As an effective sales leader, you want to ensure, through your personal example, that you are walking your talk when it comes to decisions that support the first two pillars, sales process and methodology. Here are three important ways you can do that.

  • Establish exit criteria that are stage-specific and role-specific. If you and your team use a CRM, every time someone on your team wants to move from one stage to the next, they’re going to need to confirm, within the system, that certain clearly defined conditions have been met. The sales leader identifies those conditions and evangelizes on the non-negotiability of meeting those conditions before moving out of a given stage. They say numbers don’t lie; neither do criteria. Someone on your team has either met the criteria to move a given opportunity forward… or they haven’t. Your sales culture should be one rooted in facts and data, not hunches. If someone hasn’t met all the criteria, the opportunity does not move forward — no matter what your personal relationship with that person is, how charming they are, or what promises they make about the prospective buyer. By setting clear and measurable expectations up front, you ensure that the sales group knows exactly what they need to ask prospective buyers and when they need to ask. Instead of you focusing on why a given deal fell through, focus on the salesperson fulfilling the stage criteria that make closed business possible. When people are coached to improve their ability to meet the exit criteria, their sales funnel hygiene improves dramatically!
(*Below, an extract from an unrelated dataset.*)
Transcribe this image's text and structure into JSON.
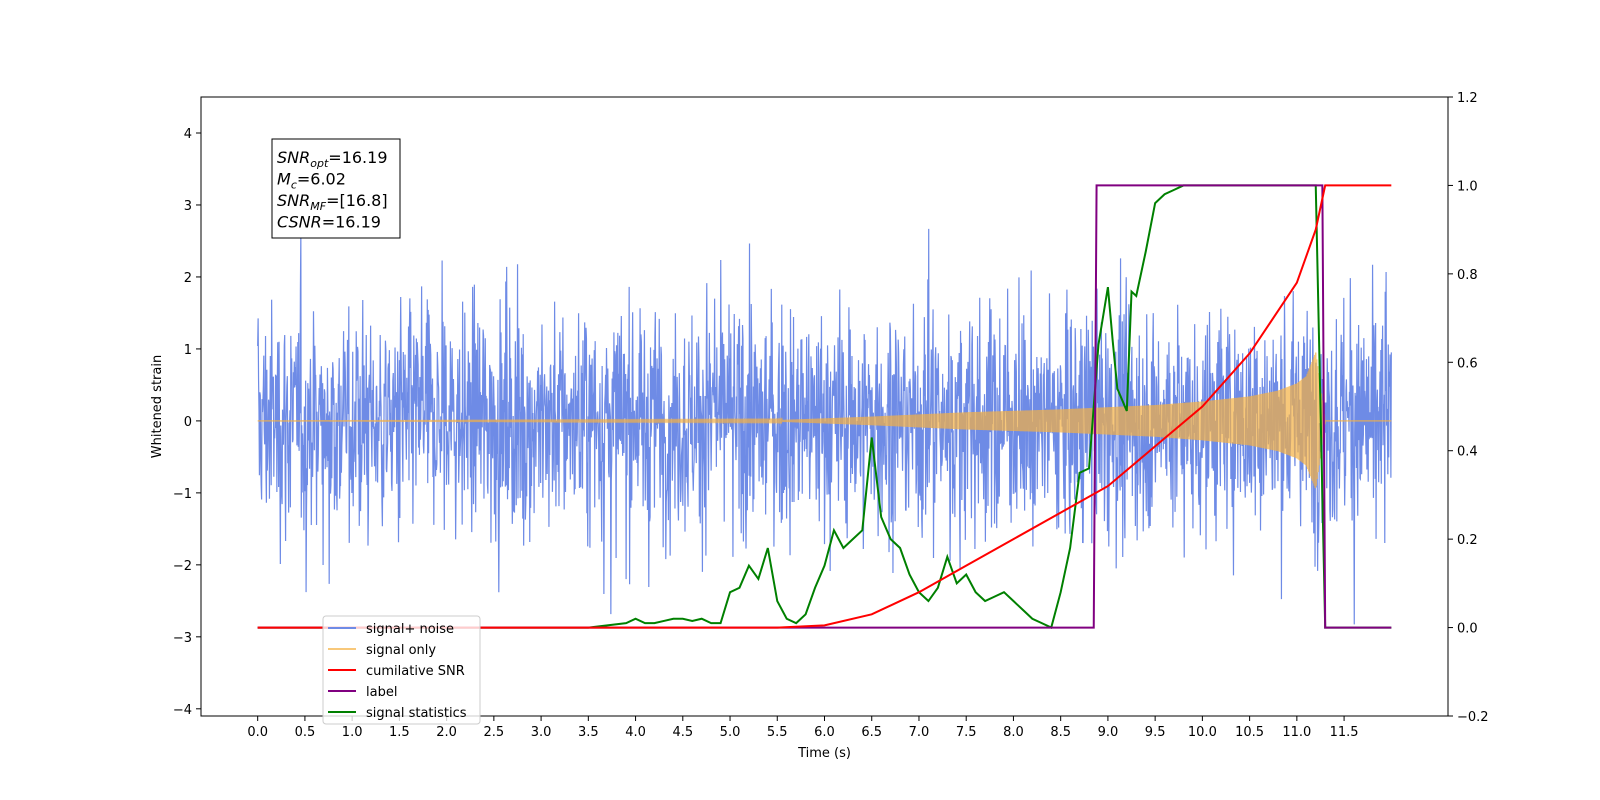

  • Remove distractions and keep your team focused on revenue production. Sales leaders are air traffic controllers. They’re usually juggling several dozen different things at once and have a lot of issues to keep track of. But just as an air traffic controller doesn’t share irrelevant information with the pilot for fear of causing him to lose focus, you want make sure that one of your priorities is using your technology, tactfully but purposefully, to edit out potential distractions. You don’t want to devote a lot of bandwidth to anything that could take your people off course. The cultural message: Revenue creation, via execution of the sales process, is the priority. Remember, if we don’t want others to get distracted by company updates that aren’t relevant to them, or by gossip or sports, we need to be sure we’re not using team communication channels for anything other than revenue-related matters.
  • Make it measurable. An effective team selling culture is rooted in verifiable data. The leader’s role is to make sure the technology used to communicate with the team is focused on metrics“If you can’t measure it, you can’t manage it.” It’s our responsibility as leaders to be sure we’re building our technology leadership strategy around setting and tracking the right daily numbers. If the tools we’re using aren’t providing the metrics we need to track the outcomes that matter, it’s time to either change the settings – or the tools!